To the delight of California farmers, the state Supreme Court has upheld a Gold Rush-era law that allows them to pump as much water from the aquifers beneath their property as they can productively use. The initial interpretation of Monday's long-awaited decision involving the Mojave River Basin was that it now would be more difficult for growing cities to force farmers to share their well water supplies in times of shortage.

But on reflection, legal experts say that may not be the case at all. The court took pains to note that the landowner's right to pump is not absolute. The water must be put to "beneficial" use and not wasted. And perhaps the most significant comment comes in a footnote on Page 25 of the decision. In it, the justices said courts may have to override basic water rights and require cutbacks in pumping if Californians are "to harmonize water shortages with a fair allocation of future use."

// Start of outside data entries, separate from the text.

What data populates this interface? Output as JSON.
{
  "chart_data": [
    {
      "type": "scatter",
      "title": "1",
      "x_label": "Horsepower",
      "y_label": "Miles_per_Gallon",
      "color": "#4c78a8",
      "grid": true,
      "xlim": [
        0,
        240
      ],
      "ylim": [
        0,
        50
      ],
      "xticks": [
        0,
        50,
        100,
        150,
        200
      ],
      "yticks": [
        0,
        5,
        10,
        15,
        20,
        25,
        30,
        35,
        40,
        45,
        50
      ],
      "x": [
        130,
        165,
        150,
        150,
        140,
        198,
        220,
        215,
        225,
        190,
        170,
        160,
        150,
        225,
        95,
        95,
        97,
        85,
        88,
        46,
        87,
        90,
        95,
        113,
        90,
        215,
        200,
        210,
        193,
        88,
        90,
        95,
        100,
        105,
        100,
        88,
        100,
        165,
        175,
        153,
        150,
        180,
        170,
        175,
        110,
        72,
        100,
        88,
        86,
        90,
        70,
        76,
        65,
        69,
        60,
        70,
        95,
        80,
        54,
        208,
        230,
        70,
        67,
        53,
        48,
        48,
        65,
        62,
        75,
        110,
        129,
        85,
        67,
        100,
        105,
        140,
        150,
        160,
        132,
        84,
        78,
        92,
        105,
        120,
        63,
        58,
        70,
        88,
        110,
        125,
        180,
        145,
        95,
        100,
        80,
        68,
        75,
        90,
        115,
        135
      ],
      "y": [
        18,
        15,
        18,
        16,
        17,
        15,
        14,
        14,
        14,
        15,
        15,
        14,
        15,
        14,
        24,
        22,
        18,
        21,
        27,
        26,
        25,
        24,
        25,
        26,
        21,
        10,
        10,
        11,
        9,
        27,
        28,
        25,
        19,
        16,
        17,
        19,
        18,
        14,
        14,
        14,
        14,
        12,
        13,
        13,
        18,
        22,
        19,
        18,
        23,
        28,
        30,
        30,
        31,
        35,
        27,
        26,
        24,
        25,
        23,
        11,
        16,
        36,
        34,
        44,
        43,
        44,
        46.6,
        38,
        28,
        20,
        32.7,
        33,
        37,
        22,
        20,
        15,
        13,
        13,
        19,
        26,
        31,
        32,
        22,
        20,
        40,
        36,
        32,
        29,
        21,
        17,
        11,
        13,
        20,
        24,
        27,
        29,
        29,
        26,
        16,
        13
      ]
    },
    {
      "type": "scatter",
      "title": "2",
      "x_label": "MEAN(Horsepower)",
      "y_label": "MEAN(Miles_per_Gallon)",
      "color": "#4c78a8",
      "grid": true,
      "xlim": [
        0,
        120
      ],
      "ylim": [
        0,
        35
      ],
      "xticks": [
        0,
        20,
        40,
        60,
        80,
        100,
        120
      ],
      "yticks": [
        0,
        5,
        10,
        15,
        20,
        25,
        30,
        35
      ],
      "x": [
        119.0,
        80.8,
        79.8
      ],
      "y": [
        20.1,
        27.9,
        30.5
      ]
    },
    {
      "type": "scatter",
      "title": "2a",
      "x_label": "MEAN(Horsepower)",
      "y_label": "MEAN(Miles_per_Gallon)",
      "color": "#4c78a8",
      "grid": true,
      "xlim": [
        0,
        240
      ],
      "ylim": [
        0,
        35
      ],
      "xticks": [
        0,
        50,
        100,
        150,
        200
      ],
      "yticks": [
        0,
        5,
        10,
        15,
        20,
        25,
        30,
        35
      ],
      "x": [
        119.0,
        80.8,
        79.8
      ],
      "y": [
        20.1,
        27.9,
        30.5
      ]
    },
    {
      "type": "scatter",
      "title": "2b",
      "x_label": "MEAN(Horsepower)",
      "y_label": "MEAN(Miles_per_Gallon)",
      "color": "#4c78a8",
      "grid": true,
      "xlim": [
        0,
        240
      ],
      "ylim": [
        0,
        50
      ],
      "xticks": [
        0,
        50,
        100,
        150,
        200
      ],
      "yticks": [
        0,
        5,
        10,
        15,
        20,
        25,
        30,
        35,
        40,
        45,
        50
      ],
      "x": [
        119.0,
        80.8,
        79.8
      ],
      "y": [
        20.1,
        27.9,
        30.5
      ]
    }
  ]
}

The court did not say so expressly, but the Mojave lawsuit would not have been necessary if California had a statewide ground water management program to reduce constant over-pumping of major underground basins. Other states, including Arizona, have such laws, but agricultural interests have effectively resisted any such plan in California. The last major effort, a 1982 ballot initiative, was defeated, largely because of farmer opposition.

The prospects for water conflicts throughout the state increase with population growth and the continued overdrafting of aquifers--pumping more from the basin than is naturally replenished by rainfall or runoff. Aquifers are a critical water source because nearly a third of all water used in the state comes from the ground. In the San Joaquin Valley, the annual overdraft has been more than 1 million acre-feet a year, enough to provide the domestic needs of 2 million families.

Depletion of an aquifer can dry up existing wells, cause the overlying land to subside and result in poorer-quality water. In coastal areas, depleted aquifers can fill up with seawater.

Ground water management plans can be developed either through court action or by voluntary collaboration of water users. Several major basins in Southern California are managed under court decree, including the central and west basins and in the San Fernando Valley. But the adjudication of basins can be a lengthy, contentious process.

And in the Mojave Basin, the subject of last week's ruling, the court said the water needs of nearby cities could not override the right of six farmers to pump, even though they all rely on the same basic source for their supplies. A rationing plan covering most of the 3,600-square-mile basin can proceed with the voluntary participation of about 200 other farmers and the cities of Barstow, Victorville, Hesperia and Apple Valley. Still, it's not as effective as it would be if everyone joined in.

The state and federal water leaders of the giant Cal-Fed plan say its success depends on "long-term effective ground water management throughout California." No one has paid much attention to that declaration, but it is another major impetus for action in Sacramento to bring rational management to the state's ground water basins.